After putting all these measures in place, the team rolled out the VPN to all the university’s users and started seeing the results. All these preventive measures may seem like overkill, but the university’s network administrator assured them that it was worth it. As a result of these measures, the university was able to block malicious traffic while also providing students with a safe way to study during this time. Not only was the VPN able to stop malware and ransomware from being installed on the network, it also protected the university’s users from accidental exposure to dangerous content, such as spyware and adware. The network administrator said that even though the university is a well-known research institution, there is still a lot of malicious software out there that they are unaware of.
The university’s network team acknowledged that it is always a balancing act between providing enough security and maintaining an open and accessible network. However, they said that even though this was a challenging task and it required a lot of patience, they are glad that their efforts are now paying off and they can provide their students with a safe and secure environment to learn, research, and collaborate.

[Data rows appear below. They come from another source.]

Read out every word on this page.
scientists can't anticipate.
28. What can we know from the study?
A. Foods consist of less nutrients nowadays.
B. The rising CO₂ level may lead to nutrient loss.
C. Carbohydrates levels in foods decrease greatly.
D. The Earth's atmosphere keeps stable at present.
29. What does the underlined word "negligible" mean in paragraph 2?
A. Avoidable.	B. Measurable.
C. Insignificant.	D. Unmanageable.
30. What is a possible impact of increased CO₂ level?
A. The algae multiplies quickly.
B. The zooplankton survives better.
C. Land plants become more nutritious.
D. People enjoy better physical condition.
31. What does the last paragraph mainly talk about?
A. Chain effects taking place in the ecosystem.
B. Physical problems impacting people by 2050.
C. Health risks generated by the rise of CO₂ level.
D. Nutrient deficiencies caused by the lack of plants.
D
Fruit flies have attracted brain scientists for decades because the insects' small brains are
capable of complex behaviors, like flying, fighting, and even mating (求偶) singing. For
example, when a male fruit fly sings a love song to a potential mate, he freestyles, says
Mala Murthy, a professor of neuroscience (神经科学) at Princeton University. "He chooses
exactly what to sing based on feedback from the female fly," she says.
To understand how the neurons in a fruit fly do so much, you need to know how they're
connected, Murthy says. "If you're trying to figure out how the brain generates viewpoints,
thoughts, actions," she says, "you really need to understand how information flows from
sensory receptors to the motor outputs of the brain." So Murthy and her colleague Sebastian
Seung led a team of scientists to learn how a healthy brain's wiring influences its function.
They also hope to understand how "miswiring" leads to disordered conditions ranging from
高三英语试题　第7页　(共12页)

If you’re a university or a commercial company that provides services to universities, you should seriously consider offering VPNs to your users. As we’ve seen with the coronavirus pandemic, when networks are down, they can’t do their jobs and students can’t access their classes. Thanks to the VPN, they are once again able to get their assignments done and access their lectures, which means more learning for everyone. In a time where schools are trying to make up for lost time due to the pandemic, students may not mind paying for some extra security since they don’t have much to lose at this point.
Offering a VPN to your users can be very protective of their personal data and prevent them from becoming a target for hackers or identity thieves. It’s also an easy way for institutions to secure their network and keep students and faculty members engaged with learning and research during these uncertain times.